Q38 Angela Crawley: Chair, I have one final question. Anecdotally, would any of you be willing to advocate for a written constitution, which would enshrine these rights and protections in the UK? I am just curious.
Karon Monaghan: It could not be done under our parliamentary model. We could have it in a domestic Bill of Rights. We could have the Human Rights Act: “Parliament must declare positively that any legislation is compliant with the Bill of Rights,” which would include a freestanding equality guarantee. You could have the interpretative principle that Sandra talked about, such that all law made by Parliament must be read in a way that is compliant. Even within the context of a parliamentary democracy, assuming we are not going to have a revolution within the next year or so, there are ways that equality could become more entrenched, and we have models for it already. They would be capable of being drafted if Parliament decided that is what it wanted.

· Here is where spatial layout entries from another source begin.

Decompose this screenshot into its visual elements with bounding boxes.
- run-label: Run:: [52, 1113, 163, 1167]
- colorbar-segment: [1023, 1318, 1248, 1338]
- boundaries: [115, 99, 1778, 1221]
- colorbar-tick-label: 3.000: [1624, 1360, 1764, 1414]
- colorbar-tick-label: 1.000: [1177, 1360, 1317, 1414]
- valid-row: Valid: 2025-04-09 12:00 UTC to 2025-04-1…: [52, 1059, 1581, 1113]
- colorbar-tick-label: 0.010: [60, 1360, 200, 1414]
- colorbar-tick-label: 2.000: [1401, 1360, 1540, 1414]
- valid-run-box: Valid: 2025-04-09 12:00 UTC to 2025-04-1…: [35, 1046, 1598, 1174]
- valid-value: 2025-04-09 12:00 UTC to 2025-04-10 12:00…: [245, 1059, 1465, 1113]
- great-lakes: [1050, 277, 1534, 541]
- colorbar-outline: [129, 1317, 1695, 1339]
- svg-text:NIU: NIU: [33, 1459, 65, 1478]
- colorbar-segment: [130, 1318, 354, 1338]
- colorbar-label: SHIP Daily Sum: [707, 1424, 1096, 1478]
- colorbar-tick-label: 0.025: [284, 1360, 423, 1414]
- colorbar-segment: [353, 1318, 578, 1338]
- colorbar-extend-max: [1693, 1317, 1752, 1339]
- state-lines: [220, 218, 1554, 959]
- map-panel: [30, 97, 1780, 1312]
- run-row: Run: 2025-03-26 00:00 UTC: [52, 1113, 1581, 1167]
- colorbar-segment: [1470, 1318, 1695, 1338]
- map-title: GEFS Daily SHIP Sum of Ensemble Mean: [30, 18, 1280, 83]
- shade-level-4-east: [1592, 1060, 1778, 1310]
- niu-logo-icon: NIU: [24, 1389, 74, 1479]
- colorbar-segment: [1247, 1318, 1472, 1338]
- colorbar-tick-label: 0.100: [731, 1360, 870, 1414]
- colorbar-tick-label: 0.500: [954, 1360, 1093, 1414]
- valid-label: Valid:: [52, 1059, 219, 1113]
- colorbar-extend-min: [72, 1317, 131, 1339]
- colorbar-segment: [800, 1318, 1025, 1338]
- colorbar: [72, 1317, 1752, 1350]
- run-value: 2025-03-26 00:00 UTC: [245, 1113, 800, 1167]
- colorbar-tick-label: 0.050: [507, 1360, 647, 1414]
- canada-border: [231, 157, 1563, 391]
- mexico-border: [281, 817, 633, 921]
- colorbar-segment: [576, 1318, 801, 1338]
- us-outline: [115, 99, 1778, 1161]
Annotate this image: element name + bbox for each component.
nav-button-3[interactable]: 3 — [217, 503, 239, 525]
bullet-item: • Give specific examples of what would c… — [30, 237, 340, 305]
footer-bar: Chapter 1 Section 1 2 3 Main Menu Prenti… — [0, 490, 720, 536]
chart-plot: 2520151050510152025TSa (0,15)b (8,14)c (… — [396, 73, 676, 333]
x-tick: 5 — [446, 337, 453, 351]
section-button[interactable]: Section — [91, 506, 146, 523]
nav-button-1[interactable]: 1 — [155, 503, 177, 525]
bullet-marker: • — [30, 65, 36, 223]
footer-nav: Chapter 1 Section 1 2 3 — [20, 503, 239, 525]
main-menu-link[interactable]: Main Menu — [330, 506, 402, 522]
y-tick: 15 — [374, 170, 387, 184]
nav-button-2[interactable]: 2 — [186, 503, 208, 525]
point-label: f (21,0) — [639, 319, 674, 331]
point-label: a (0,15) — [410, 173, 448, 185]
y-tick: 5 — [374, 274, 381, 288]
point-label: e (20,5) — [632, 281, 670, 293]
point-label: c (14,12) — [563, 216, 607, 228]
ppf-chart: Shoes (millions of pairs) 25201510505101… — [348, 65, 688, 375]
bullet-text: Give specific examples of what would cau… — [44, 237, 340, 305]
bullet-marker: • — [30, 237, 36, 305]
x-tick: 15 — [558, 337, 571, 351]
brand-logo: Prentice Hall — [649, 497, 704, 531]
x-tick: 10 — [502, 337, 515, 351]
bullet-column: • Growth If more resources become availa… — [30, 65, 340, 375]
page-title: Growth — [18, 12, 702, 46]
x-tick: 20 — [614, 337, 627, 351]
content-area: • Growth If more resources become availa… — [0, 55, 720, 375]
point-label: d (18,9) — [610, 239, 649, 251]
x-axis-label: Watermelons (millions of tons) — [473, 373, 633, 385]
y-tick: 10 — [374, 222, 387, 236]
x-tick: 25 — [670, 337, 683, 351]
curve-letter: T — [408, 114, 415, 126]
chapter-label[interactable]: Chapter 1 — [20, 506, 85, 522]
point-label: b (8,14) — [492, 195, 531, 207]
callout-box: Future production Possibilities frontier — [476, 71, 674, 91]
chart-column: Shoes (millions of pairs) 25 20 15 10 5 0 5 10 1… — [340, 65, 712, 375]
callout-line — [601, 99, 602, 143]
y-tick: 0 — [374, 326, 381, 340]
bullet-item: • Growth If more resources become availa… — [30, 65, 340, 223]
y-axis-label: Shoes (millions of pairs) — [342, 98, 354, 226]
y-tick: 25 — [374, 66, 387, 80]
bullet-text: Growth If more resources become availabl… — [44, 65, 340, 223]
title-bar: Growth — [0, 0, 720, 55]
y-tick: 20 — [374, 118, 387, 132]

Professor Juss: This is an interesting observation. There is old case called Thoburn involving a greengrocer living in Sunderland who, under the Weights and Measures Act 1963, was intent upon selling his fruit at his grocery shop on the basis of pounds and ounces. The inspectors came around and said, “You have to do this under the metric system.” He would not listen and eventually he was prosecuted. In that case, Lord Justice Laws, in the Court of Appeal, looking at EU law, said that actually EU law had effectively become entrenched into our system through sheer force of it being a superior system. In doing so, he also talks for the first time about the fact that you have entrenched statutes like Magna Carta, the Petition of Right 1629, the Coronation Oath Act, the Statute of Westminster and including the European Communities Act 1972, right down to the Human Rights Act. You can have that kind of entrenchment, of which the courts are rather more respectful. That is a possibility.
Professor Fredman: Can I just add one more thing? There is also a limit of what law can do. One of the issues around when the Human Rights Act was brought in was to create a culture of human rights. It is very important that there is a way of talking about equality and internalising that this is a value that permeates the kind of political discussion that we have. Underpinning all of this and underpinning legal mechanisms is still an adherence to a culture of equality, which is enormously important.
Chair: Thank you very much. I hope you do not feel that we have left anything out. If you do, please speak now. I can only apologise that we have overrun so much, but it was incredibly helpful to get your insight into this. On behalf of the whole Committee I would really like to thank you for your time this morning.